ML Board Help

ML Board Help

ML Board Help

Introduction

This page will explain each of the ML Board creation and training screens. Clicking on any of the help links within those screens will link to a section of this document.

For more detailed information on how to use the ML Board, refer to the following pages:

What is an ML Board?

ML Boards are an MAGELLAN BLOCKS feature designed to make machine learning simple and accessible for everyone.

There are two basic steps to Machine Learning with BLOCKS: training and prediction.

  1. During the training step, past data is used to train the predictive model.

  2. In the prediction step, the training results are used to make predictions for future data.

The ML Board takes care of the training step, while the ML Board Predict BLOCK on a Bigdata Board takes care of the prediction step.

The training step is referred to as simply “training” within the ML Board. The training data used during this step consists of a training set and a validation set. These are used to train and then optimize the predictive model, leading to more accurate results (the "training results").

The training set and validation set are made from dividing up the data appropriately.

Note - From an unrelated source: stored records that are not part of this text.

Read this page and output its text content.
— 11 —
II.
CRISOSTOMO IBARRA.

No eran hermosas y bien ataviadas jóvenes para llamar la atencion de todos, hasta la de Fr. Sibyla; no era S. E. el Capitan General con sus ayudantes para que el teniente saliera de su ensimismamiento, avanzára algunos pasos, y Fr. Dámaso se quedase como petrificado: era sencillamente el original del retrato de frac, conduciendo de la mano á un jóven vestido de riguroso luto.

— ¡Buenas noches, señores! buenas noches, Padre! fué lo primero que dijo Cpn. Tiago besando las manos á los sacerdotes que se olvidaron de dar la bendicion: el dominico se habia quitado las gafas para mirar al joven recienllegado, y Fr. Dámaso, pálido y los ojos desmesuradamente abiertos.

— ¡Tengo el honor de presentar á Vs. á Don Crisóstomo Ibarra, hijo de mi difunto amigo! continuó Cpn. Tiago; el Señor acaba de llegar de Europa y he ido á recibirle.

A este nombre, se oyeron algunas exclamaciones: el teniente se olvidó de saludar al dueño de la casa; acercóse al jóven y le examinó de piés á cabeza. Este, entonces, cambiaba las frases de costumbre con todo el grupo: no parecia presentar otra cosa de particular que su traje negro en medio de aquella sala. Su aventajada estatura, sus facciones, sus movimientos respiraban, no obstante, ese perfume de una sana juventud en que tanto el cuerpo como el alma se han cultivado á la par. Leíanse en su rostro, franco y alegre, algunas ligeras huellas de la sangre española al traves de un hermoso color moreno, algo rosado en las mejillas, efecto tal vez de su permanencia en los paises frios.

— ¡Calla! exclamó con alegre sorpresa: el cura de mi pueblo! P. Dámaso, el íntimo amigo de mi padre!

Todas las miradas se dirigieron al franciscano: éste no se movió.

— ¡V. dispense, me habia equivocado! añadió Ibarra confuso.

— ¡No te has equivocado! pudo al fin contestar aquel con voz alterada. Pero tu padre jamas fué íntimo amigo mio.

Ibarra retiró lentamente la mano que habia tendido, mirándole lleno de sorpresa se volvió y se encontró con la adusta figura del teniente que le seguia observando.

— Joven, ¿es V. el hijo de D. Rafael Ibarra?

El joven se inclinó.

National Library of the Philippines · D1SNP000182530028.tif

The ML Board uses Google Cloud Machine Learning Engine (Cloud ML Engine) to implement its machine learning functions.

GCP service account settings help

This section applies to Self-Service Plan users only.

Set the GCP service account and enable required APIs on this screen.

GCP サービスアカウント設定

Select a GCP service account

Since the ML Board works by creating an environment within the user’s GCP project, it needs permission to use it. This is made possible with a GCP service account key file.

Select which GCP service account to use with the ML Board from the drop down list.

Enable APIs

Do the following if there is not a checkmark next to the API’s name “Check” button:

  1. Click on the API’s link.
  2. Click the “Enable” button at the top of the Google API Console screen.
  3. Once the “Enable” button changes to “Disable”, close the Google API Console and return to the ML Board setup screen.

Once finished with the above, click the API’s “Check” button and confirm that a checkmark appears for the API.

You may need to wait a bit of time for the checkmark to appear. If it does not appear, try clicking the “Check” button and waiting again. Depending on the circumstances, this process can take a bit of time.

Google Cloud Machine Learning Engine Settings

This section applies to Self-Service Plan users only.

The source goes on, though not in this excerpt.